There are many reasons why marriages end up in separation or divorce, and sexually addictive behavior is one of the causes. In emotionally turbulent situations, husbands and wives are urged to find the strength to fight for the survival of their relationship.

The path to achieving reconciliation begins with complete honesty. Honesty is tough, but certainly not impossible to achieve, particularly when the partners are still feeling attached to one another.

Honesty, sexual or otherwise, supports a new relationship with one’s spouse and pierces the veil of shame, denial, and lack of trust. Disclosure of sexual secrets may occur at the time of discovery, in therapy, or during step-one of a Twelve-step program. Some couples include disclosing current transgressions and temptations. Therapy does not end before disclosure of sexual secrets is addressed.

The lack of sexual honesty is an obstacle to recovery when it impedes building trust in the marital relationship. Continuing to hold secrets fosters a deep concern in the mind of the innocent party as to the addict’s sincerity to commit fully to recovery.

Walking away from a marital relationship is tantamount to giving-up, but fighting to overcome challenges is a sign that a wounded couple are willing to uphold their marriage vows and make things work for both sides.

 

Need for disclosure

 Part of being fully honest in a marital relationship is disclosing past transgressions. Addiction therapists are divided as to the degree of disclosure required. It is prudent for an addict to unveil all his past behavior. Most therapists believe, unless complete honesty defines the marriage, no true restoration occurs. Others believe total disclosure opens wounds that continue for a lifetime. Full disclosure allows the addict to offload his guilt and shame but inflicts significant pain on his partner. Some therapists place emphasis on disclosing transgressions that occurred during the marriage and only broadly disclose transgressions that occurred before the marriage. Disclosure should be as complete as reasonable and best accomplished in a therapy setting.

 

Male fear of disclosing secrets

Sexually addicted men have a low sense of ego.  From clinical experience, as many as half of the men in a sex addiction therapy group felt that their spouse did not love them.  If a man feels he is not loved, it is more difficult for him to disclose his aberrant sexual behavior. He fears he will be abandoned by his spouse.

A second major concern relates to the fear a sexually addicted man feels about ending his addictive behavior.  One of his greatest fears is how he will cope when he gives up his best friend—his addiction.
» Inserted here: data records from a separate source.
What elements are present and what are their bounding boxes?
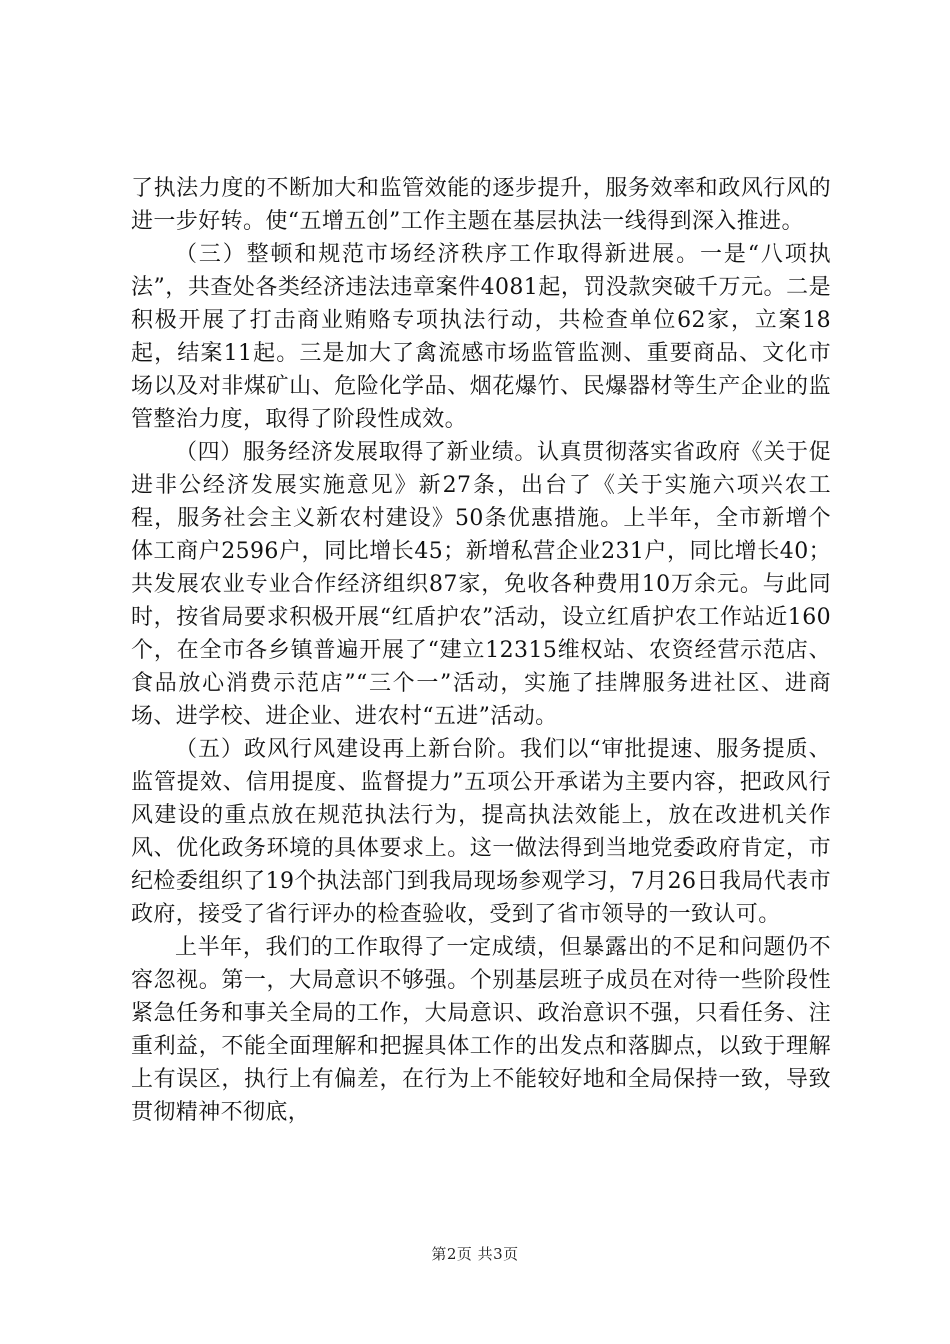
page-footer: 第2页 共3页 (431, 1245, 519, 1263)
paragraph-problems: 上半年，我们的工作取得了一定成绩，但暴露出的不足和问题仍不容忽视。第一，大局意识不够强。个别基层班子成员在对待一些阶段性紧急任务和事关全局的工作，大局意识、政治意识不强，只看任务、注重利益，不能全面理解和把握具体工作的出发点和落脚点，以致于理解上有误区，执行上有偏差，在行为上不能较好地和全局保持一致，导致贯彻精神不彻底， (131, 935, 831, 1125)
document-body (131, 172, 831, 1129)
paragraph-section-three: （三）整顿和规范市场经济秩序工作取得新进展。一是“八项执法”，共查处各类经济违法违章案件4081起，罚没款突破千万元。二是积极开展了打击商业贿赂专项执法行动，共检查单位62家，立案18起，结案11起。三是加大了禽流感市场监管监测、重要商品、文化市场以及对非煤矿山、危险化学品、烟花爆竹、民爆器材等生产企业的监管整治力度，取得了阶段性成效。 (131, 242, 831, 432)
paragraph-section-four: （四）服务经济发展取得了新业绩。认真贯彻落实省政府《关于促进非公经济发展实施意见》新27条，出台了《关于实施六项兴农工程，服务社会主义新农村建设》50条优惠措施。上半年，全市新增个体工商户2596户，同比增长45；新增私营企业231户，同比增长40；共发展农业专业合作经济组织87家，免收各种费用10万余元。与此同时，按省局要求积极开展“红盾护农”活动，设立红盾护农工作站近160个，在全市各乡镇普遍开展了“建立12315维权站、农资经营示范店、食品放心消费示范店”“三个一”活动，实施了挂牌服务进社区、进商场、进学校、进企业、进农村“五进”活动。 (131, 440, 831, 729)
paragraph-continuation: 了执法力度的不断加大和监管效能的逐步提升，服务效率和政风行风的进一步好转。使“五增五创”工作主题在基层执法一线得到深入推进。 (131, 176, 831, 234)
paragraph-section-five: （五）政风行风建设再上新台阶。我们以“审批提速、服务提质、监管提效、信用提度、监督提力”五项公开承诺为主要内容，把政风行风建设的重点放在规范执法行为，提高执法效能上，放在改进机关作风、优化政务环境的具体要求上。这一做法得到当地党委政府肯定，市纪检委组织了19个执法部门到我局现场参观学习，7月26日我局代表市政府，接受了省行评办的检查验收，受到了省市领导的一致认可。 (131, 737, 831, 927)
In a group setting, a man hears other addict’s stories, which serve to enlighten and provide hope to each participant.

 

Female fear of hearing male secrets

 The female partner experiences severe trauma upon hearing her partner disclose his sexual behavior.  The spouse hears that her partner’s love for her was very questionable. If her partner is having sex with another woman, her ego is devastated. Her reaction to disclosure by her partner, at a minimum, will cause her hurt and disappointment. However, beyond hurt and disappointment most spouses experience a profound loss of trust, fear for her future, and fear for their family. A man cannot fully appreciate how his behavior shattered his spouse’s dream of a loving marriage. Most sexually addicted men are, for a number of reasons, self-centered and inclined to focus on how disclosure will affect their little world. Husbands often expect their wives to forgive and forget, that is, to compartmentalize.

 

Feelings of hopelessness

In the throes of a devastating disclosure, a marriage can be destroyed. The instinct of most couples is to feel bleak emotions like despair and hopelessness. While these are certainly natural emotional responses, it takes a clear mind to analyze and figure out a strategy to resolve a problem of a failing marriage. Simply put, couples are allowed to feel bad, but they must seek help.  Sex addiction and marital counseling is readily available.  While counseling is not always the right answer, the odds of saving a marriage and to enter a lifetime of recovery are possible. Schneider, Corley & Irons (1998) in an article entitled, Surviving Disclosure of Infidelity: Results of an International Survey of 164 Recovering Sex Addicts and Partners concluded that over half the partners threatened to leave after disclosure, but only one-quarter of the couples actually separated.